The Members Council said in their statement that they will no longer recognise the interim board due to material differences between the two bodies in relation to conflicts of interest, lines of responsibility and accountability, and a breakdown in the relationship between the provincial presidents and the nine would-be directors that were agreed to during the negotiation process between CSA, the Minister of Sport, Sascoc and the South African Cricketers’ Association.
“The Members Council is not prepared to appoint the members of the proposed interim board to be directors of CSA in terms of the MOI. However, the Members Council will continue to work with the Minister, the Department of Sport, Arts and Culture, and Sascoc on a collaborative basis to address and correct the ills of the past. The basis for the relationship between the parties is clearly prescribed by the law and requires mutual respect by all parties in complying with their obligations,” acting CSA president Rihan Richards said.
By threatening the Minister with legal proceedings, CSA could open themselves up to terrible consequences, including Mthethwa withdrawing their right to represent the country, thereby scuppering the England tour later this month, as well as the upcoming Tests against Sri Lanka, Pakistan and Australia. The financial damage to CSA would be devastating.
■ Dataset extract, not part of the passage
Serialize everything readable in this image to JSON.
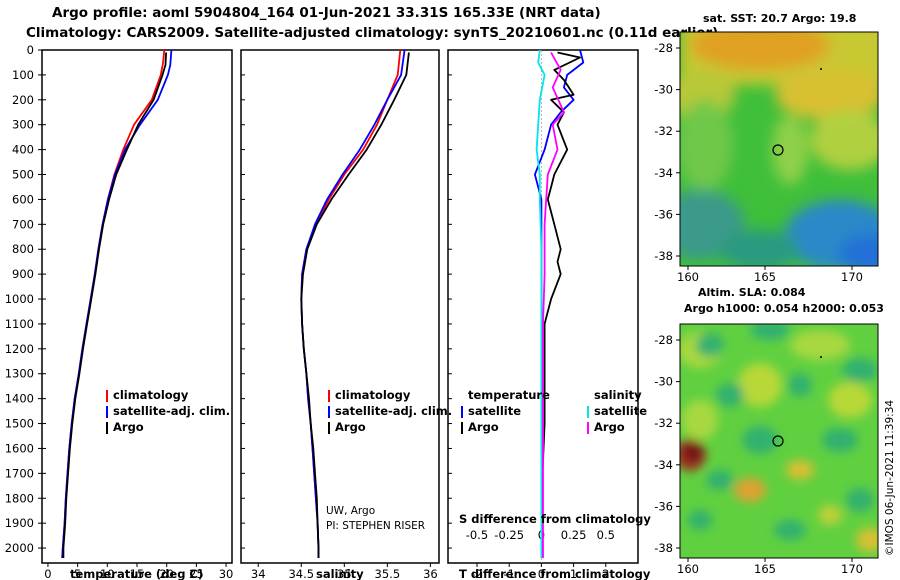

Unsurprisingly, CSA’s latest act of defiance has not gone down terribly well with the interim board.
Judge Zak Yacoob, the chairman of the interim board, issued a statement saying the “current situation was untenable” and that they were “determined to continue our work in the public interest and in the best interests of cricket in South Africa”.
“We are thus dismayed to be in receipt of what we can only describe as an obstructionist, legalistic letter from the Members’ Council while we have tried to put structures in place and hold individuals within CSA to account. We are of the view that the conduct of the Members’ Council is an attempt to stymie the work of our Board.
“The Board has been hard at work for the past two weeks since being mandated by the Minister to restore the credibility of CSA. It accepted this mandate publicly and with due care. The failures of corporate governance within Cricket SA are well-known and the cricket-loving public has watched Cricket SA lurch from crisis to crisis,” Yacoob said.